As it is, both are larger economically than Europe, and growing faster. In fact, those differences in growth rates almost fully explain the changes in goods shares in figure 1. Between 1999 and 2019, UK exports to the three regions grew at about the same rate as those regions’ total imports, while UK imports from them grew at about the same rate as their total exports.
It certainly is sensible to try to increase the UK share of the dynamic Asian markets. Unfortunately, however, that is easier said than done. First, recent evidence shows that distance not only cuts the level of trade, but also significantly reduces the effectiveness of trade agreements in increasing it.
Second, unlike Europe and the Americas, Asia does not have a predominant individual partner.

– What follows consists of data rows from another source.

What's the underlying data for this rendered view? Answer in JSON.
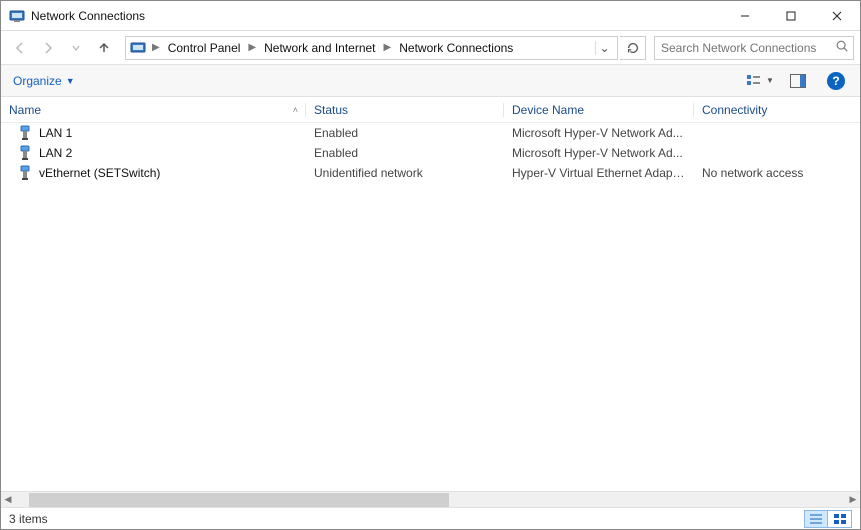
{
  "window": {
    "title": "Network Connections"
  },
  "breadcrumb": {
    "items": [
      "Control Panel",
      "Network and Internet",
      "Network Connections"
    ]
  },
  "search": {
    "placeholder": "Search Network Connections"
  },
  "toolbar": {
    "organize_label": "Organize"
  },
  "columns": {
    "name": "Name",
    "status": "Status",
    "device": "Device Name",
    "connectivity": "Connectivity"
  },
  "rows": [
    {
      "name": "LAN 1",
      "status": "Enabled",
      "device": "Microsoft Hyper-V Network Ad...",
      "connectivity": ""
    },
    {
      "name": "LAN 2",
      "status": "Enabled",
      "device": "Microsoft Hyper-V Network Ad...",
      "connectivity": ""
    },
    {
      "name": "vEthernet (SETSwitch)",
      "status": "Unidentified network",
      "device": "Hyper-V Virtual Ethernet Adapter",
      "connectivity": "No network access"
    }
  ],
  "status_bar": {
    "item_count": "3 items"
  }
}
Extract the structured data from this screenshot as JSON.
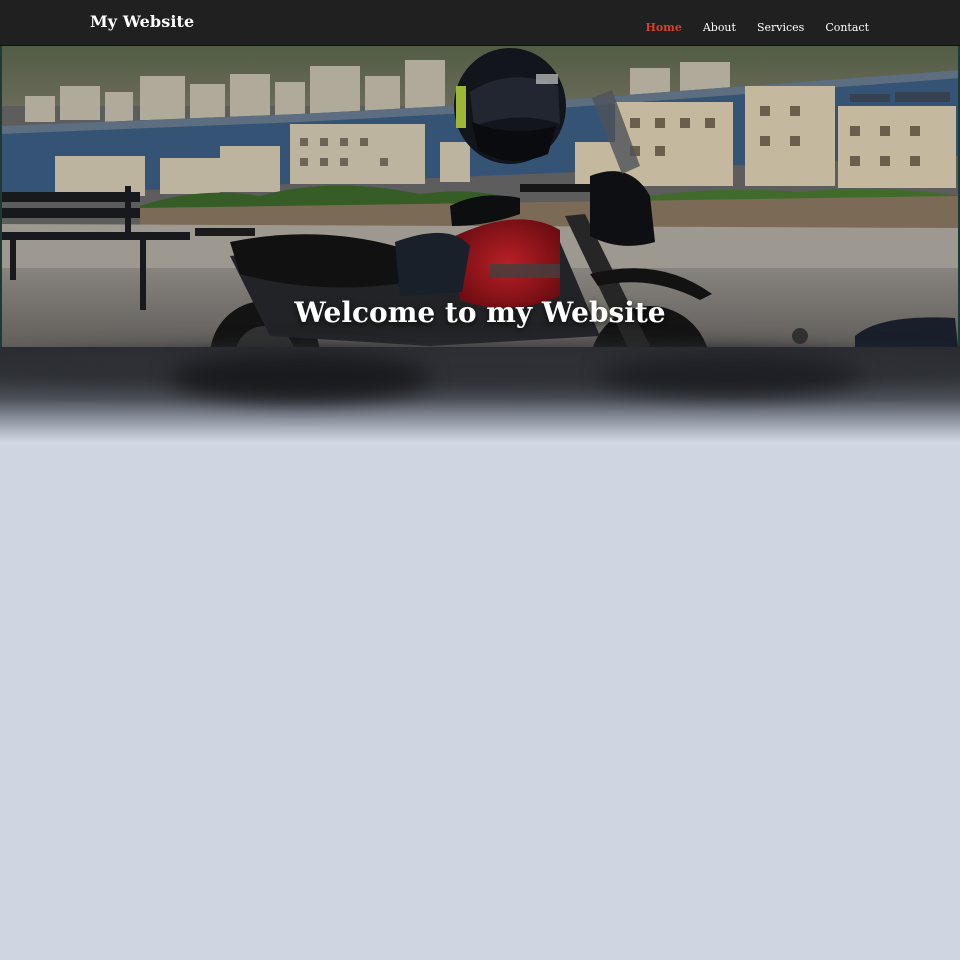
{
  "navbar": {
    "brand": "My Website",
    "links": [
      {
        "label": "Home",
        "active": true
      },
      {
        "label": "About",
        "active": false
      },
      {
        "label": "Services",
        "active": false
      },
      {
        "label": "Contact",
        "active": false
      }
    ]
  },
  "hero": {
    "title": "Welcome to my Website",
    "image_subject": "motorcycle with helmet parked on a promenade above a harbour town"
  },
  "colors": {
    "navbar_bg": "#202020",
    "active_link": "#d6402c",
    "page_bg": "#d0d6e1"
  }
}
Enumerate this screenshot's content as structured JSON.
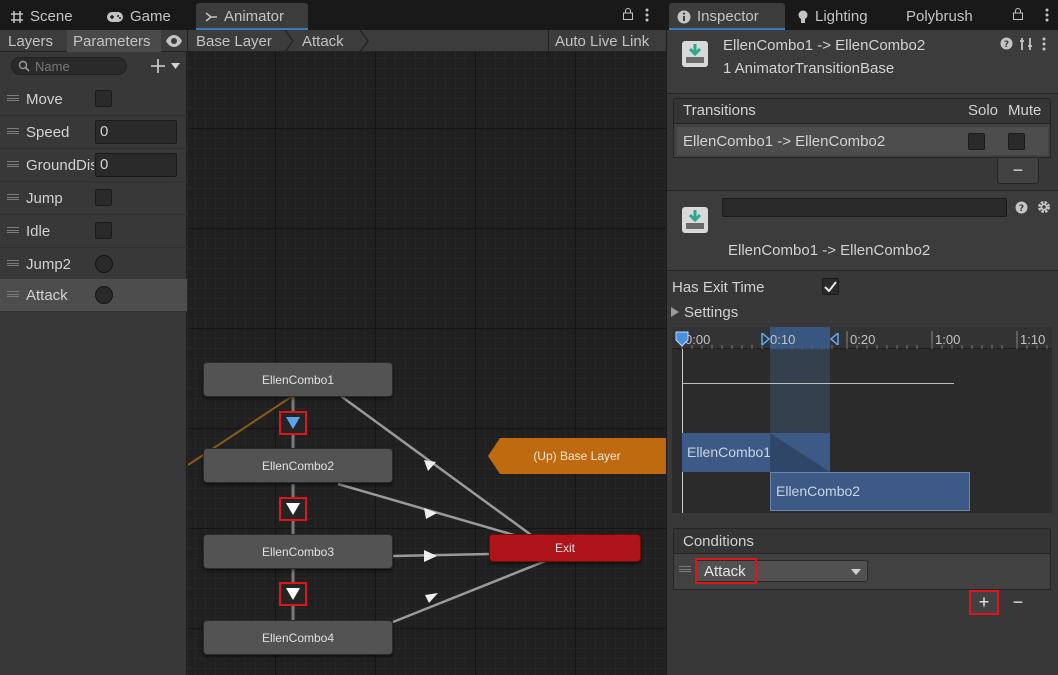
{
  "left_tabs": {
    "scene": "Scene",
    "game": "Game",
    "animator": "Animator"
  },
  "animator_toolbar": {
    "layers_tab": "Layers",
    "parameters_tab": "Parameters",
    "breadcrumb": [
      "Base Layer",
      "Attack"
    ],
    "auto_live_link": "Auto Live Link"
  },
  "parameters": {
    "search_placeholder": "Name",
    "items": [
      {
        "name": "Move",
        "type": "bool"
      },
      {
        "name": "Speed",
        "type": "float",
        "value": "0"
      },
      {
        "name": "GroundDistance",
        "type": "float",
        "value": "0"
      },
      {
        "name": "Jump",
        "type": "bool"
      },
      {
        "name": "Idle",
        "type": "bool"
      },
      {
        "name": "Jump2",
        "type": "trigger"
      },
      {
        "name": "Attack",
        "type": "trigger",
        "selected": true
      }
    ]
  },
  "graph": {
    "states": [
      "EllenCombo1",
      "EllenCombo2",
      "EllenCombo3",
      "EllenCombo4"
    ],
    "exit_label": "Exit",
    "up_label": "(Up) Base Layer"
  },
  "inspector_tabs": {
    "inspector": "Inspector",
    "lighting": "Lighting",
    "polybrush": "Polybrush"
  },
  "inspector": {
    "header_title": "EllenCombo1 -> EllenCombo2",
    "header_subtitle": "1 AnimatorTransitionBase",
    "transitions_header": "Transitions",
    "solo_header": "Solo",
    "mute_header": "Mute",
    "transition_row": "EllenCombo1 -> EllenCombo2",
    "transition_name_value": "",
    "transition_caption": "EllenCombo1 -> EllenCombo2",
    "has_exit_time_label": "Has Exit Time",
    "has_exit_time": true,
    "settings_label": "Settings",
    "timeline_ticks": [
      "0:00",
      "0:10",
      "0:20",
      "1:00",
      "1:10"
    ],
    "timeline_from_state": "EllenCombo1",
    "timeline_to_state": "EllenCombo2",
    "conditions_header": "Conditions",
    "condition_param": "Attack",
    "add_symbol": "+",
    "remove_symbol": "−"
  },
  "colors": {
    "accent_blue": "#3a79bb",
    "highlight_red": "#e0151b",
    "exit_red": "#b0141b",
    "up_orange": "#c06a10",
    "transition_bar_blue": "#3d5a86"
  }
}
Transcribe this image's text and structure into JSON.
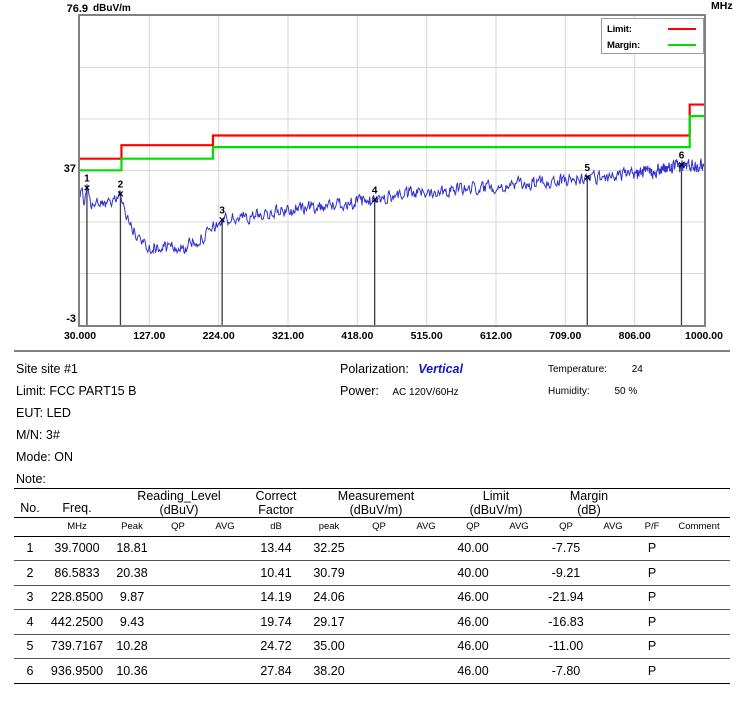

China is the largest, accounting for a bit less than half of Asia’s trade with the UK, followed by Japan, which is perhaps a quarter of the size. Liberalising Asia’s trade effectively will therefore require quite a few trade agreements, and when you think of who will have to sign them, things look daunting. India cannot bring itself to sign any effectively liberalising agreement; China can, but on its own terms (which means good access for its manufactures in the UK) but comes with a full gamut of geopolitical headaches.
Figure 2: Exports of Goods and Services, 1999-2019
Third, UK trade is pivoting rapidly towards services, see figure 2. Services now account for 46 percent of UK total exports, by far the highest proportion among major economies. If you refer back to Figure 1; however, you will see that in services Asia’s share of UK exports has been static for 20 years. Doubtless Asian economies will increase demand for services as they grow in future. This is what the UK government must target, although their woeful treatment of services in the Trade and Cooperation Agreement with the EU is not a good omen.
The data suggest two priorities for UK trade policy over the next decade. The first, limiting the damage of the withdrawal from Europe, by seeking to ease trade frictions and extend the recent trade agreement; Europe will always be our main market and the returns to agreements with closer countries are higher. The second: the Asian services market.